The Commerce Department's Bureau of Industry and Security is violating Belgian shipping company Exmar Marine's Fourth and Fifth amendment rights by blocking its ability to sell an aircraft it owns, Exmar alleged in a Dec. 1 complaint. Arguing its case in the U.S. District Court for the District of Columbia, Exmar said BIS has no legal authority to stop the sale of the aircraft and that such action to do so cuts against constitutional protections against unreasonable seizure and violations of due process (Exmar Marine, NV v. Bureau of Industry and Security, D.C. Cir. #21-3141).
The Bureau of Industry and Security is seeking public comments on the impact of the Chemical Weapons Convention on commercial activities during 2021, BIS said in a notice. The agency is specifically looking for feedback on how activities involving Schedule 1 chemicals were affected to determine whether the “legitimate commercial activities and interests of chemical, biotechnology, and pharmaceutical firms” were “harmed” this year by CWC decisions. Comments are due Jan. 3, 2022.

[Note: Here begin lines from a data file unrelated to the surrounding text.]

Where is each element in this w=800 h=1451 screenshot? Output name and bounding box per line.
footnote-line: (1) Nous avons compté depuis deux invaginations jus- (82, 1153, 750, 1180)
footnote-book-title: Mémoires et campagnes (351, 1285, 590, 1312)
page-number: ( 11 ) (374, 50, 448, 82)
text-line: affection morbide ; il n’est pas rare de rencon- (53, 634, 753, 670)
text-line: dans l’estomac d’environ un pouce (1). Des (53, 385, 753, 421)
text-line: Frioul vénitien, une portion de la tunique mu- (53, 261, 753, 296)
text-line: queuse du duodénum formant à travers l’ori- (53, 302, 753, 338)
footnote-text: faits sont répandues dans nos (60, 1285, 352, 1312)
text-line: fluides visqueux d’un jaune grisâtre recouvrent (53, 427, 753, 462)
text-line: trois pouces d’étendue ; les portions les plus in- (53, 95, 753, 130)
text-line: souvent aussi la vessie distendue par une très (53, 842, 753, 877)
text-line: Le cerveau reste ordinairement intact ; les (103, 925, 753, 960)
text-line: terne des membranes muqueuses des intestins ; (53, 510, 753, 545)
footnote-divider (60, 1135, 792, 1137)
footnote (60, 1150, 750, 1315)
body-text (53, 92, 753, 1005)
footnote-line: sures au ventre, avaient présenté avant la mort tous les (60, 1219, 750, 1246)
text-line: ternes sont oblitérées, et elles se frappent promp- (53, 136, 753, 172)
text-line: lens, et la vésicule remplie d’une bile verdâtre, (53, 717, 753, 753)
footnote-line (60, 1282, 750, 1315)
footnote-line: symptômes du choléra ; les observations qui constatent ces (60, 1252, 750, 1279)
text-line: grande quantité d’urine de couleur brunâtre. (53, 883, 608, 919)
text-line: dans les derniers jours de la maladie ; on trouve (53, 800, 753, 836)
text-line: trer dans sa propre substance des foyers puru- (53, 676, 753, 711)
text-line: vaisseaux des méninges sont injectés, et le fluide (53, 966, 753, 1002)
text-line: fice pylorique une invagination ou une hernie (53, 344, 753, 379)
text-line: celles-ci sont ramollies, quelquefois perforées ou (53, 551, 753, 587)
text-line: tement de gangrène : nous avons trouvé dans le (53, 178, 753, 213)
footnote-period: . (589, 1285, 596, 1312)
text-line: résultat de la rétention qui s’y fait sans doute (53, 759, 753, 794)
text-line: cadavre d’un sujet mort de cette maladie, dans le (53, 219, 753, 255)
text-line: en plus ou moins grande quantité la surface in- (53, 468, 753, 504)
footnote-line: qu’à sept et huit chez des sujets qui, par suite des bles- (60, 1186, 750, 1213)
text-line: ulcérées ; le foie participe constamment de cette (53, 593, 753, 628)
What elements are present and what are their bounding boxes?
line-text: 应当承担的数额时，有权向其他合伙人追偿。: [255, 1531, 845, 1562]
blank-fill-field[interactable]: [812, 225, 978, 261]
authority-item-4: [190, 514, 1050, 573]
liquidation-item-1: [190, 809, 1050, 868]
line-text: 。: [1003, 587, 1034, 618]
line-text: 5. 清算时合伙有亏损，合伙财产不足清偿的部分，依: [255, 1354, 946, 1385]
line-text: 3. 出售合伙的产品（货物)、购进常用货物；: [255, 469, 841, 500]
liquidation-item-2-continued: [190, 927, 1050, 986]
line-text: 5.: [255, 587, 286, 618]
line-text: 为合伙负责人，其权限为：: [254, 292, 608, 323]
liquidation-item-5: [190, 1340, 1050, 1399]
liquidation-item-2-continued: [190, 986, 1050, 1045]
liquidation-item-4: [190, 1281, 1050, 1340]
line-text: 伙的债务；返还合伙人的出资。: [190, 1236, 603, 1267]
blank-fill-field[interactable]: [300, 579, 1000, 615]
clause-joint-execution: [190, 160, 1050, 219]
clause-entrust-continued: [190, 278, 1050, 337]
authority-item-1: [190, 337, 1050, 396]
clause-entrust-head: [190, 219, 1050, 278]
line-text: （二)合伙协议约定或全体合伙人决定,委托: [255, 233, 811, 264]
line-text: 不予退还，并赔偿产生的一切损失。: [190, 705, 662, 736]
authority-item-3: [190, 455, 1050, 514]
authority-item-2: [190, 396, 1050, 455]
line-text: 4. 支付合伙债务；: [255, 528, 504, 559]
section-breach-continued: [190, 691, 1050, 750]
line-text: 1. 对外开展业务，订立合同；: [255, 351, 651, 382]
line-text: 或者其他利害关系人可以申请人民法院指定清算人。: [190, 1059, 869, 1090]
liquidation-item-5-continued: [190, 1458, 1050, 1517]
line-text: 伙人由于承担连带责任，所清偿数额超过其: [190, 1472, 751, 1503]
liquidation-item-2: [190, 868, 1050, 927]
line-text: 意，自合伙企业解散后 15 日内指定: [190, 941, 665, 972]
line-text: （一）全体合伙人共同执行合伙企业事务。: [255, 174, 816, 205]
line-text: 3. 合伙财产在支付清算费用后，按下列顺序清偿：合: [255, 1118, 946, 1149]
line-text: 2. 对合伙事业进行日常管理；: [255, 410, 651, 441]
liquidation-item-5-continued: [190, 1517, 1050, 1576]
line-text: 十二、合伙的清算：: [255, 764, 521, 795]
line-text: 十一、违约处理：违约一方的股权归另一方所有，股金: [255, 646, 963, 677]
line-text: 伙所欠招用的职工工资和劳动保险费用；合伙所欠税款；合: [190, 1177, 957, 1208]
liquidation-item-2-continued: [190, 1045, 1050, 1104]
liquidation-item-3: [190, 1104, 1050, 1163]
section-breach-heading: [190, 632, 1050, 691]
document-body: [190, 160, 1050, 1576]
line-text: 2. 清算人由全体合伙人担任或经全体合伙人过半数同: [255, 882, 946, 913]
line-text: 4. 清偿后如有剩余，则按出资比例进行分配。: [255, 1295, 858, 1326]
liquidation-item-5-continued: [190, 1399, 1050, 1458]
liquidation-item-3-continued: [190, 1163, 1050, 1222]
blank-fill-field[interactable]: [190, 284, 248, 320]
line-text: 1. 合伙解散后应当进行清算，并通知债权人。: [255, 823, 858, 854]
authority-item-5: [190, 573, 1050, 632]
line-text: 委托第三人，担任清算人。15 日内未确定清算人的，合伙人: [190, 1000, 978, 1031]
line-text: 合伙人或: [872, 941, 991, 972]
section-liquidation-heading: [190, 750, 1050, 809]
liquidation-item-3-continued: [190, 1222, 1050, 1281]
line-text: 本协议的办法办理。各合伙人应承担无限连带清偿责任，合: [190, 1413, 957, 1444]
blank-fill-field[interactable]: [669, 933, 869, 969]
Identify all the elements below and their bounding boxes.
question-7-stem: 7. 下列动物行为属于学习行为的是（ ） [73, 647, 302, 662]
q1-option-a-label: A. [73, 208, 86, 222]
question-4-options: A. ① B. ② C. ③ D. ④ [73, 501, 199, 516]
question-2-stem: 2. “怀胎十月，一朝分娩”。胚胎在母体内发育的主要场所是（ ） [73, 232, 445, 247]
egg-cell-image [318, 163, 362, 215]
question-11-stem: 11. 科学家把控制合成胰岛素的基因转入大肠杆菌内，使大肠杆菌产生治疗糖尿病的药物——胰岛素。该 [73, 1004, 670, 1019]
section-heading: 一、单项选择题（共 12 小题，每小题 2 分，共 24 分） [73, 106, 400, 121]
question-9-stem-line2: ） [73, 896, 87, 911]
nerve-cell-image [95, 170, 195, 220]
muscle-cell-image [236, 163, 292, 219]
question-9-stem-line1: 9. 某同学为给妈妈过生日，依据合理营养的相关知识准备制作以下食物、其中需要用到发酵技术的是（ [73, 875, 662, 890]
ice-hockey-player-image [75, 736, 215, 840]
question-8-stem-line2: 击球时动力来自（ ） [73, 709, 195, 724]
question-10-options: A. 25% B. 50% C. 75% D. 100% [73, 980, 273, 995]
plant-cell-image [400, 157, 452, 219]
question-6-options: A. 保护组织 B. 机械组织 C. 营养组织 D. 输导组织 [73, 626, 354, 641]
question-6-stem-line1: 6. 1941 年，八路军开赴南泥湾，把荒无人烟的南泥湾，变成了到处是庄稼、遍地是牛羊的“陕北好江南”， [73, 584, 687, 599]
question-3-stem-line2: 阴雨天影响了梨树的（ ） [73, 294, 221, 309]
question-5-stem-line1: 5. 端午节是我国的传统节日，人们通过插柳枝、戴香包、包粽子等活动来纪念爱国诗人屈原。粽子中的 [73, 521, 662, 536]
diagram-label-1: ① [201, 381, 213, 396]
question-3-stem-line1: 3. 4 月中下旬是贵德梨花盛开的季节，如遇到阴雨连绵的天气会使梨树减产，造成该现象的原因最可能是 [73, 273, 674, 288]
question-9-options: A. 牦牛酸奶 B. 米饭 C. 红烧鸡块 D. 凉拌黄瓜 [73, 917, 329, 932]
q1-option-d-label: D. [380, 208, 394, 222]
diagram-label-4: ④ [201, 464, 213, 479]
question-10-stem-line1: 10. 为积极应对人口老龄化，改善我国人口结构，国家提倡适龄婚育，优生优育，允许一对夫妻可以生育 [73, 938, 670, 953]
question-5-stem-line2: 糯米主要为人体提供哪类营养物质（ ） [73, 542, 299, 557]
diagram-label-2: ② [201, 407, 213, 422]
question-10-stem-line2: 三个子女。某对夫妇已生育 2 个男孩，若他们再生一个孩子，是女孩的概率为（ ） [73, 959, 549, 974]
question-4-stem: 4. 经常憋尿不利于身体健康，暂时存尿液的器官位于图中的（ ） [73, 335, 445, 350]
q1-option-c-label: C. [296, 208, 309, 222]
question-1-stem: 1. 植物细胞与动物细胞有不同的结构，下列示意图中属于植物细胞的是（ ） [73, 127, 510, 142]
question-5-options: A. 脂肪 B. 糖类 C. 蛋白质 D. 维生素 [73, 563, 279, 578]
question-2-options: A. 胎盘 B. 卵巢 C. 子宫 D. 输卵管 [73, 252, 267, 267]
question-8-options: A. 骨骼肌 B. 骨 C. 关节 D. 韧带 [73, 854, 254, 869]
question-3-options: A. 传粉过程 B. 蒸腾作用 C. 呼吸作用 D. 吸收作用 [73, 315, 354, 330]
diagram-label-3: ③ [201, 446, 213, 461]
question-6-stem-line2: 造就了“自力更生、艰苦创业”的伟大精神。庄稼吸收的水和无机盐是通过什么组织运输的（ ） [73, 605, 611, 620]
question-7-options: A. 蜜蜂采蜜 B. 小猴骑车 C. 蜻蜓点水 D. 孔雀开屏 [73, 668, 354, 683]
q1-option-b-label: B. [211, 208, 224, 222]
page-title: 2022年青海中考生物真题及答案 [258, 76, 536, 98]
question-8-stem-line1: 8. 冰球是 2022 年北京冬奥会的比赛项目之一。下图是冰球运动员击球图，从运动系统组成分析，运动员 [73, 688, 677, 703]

The U.S. has “repeatedly stretched the national security concept and abused state power to hobble Chinese companies,” a Chinese Foreign Affairs Ministry spokesperson said last week. The Commerce Department’s Bureau of Industry and Security on Nov. 26 added 27 foreign organizations and individuals to its Entity List, including eight technology entities based in China, to prevent U.S. emerging technologies from being used for Beijing’s “quantum computing efforts that support military applications" (see 2111240014). The BIS action “severely hurts the interests of Chinese companies, recklessly undermines the international trade order and free trade rules, and gravely threatens global industrial and supply chains,” the ministry spokesperson said. “China reserves the right to take necessary countermeasures,” he said. “We will firmly defend Chinese companies’ legitimate rights and interests with all necessary measures.”
The Bureau of Industry and Security is seeking public comments on areas and priorities for export control cooperation between the U.S. and the European Union, the agency said in a notice. The comments will help inform the work of the recently established U.S-EU Trade and Technology Council and its export control working group, including efforts to harmonize controls over dual-use items and emerging technologies (see 2109290083 and 2110010036). Comments are due Jan. 14, 2022.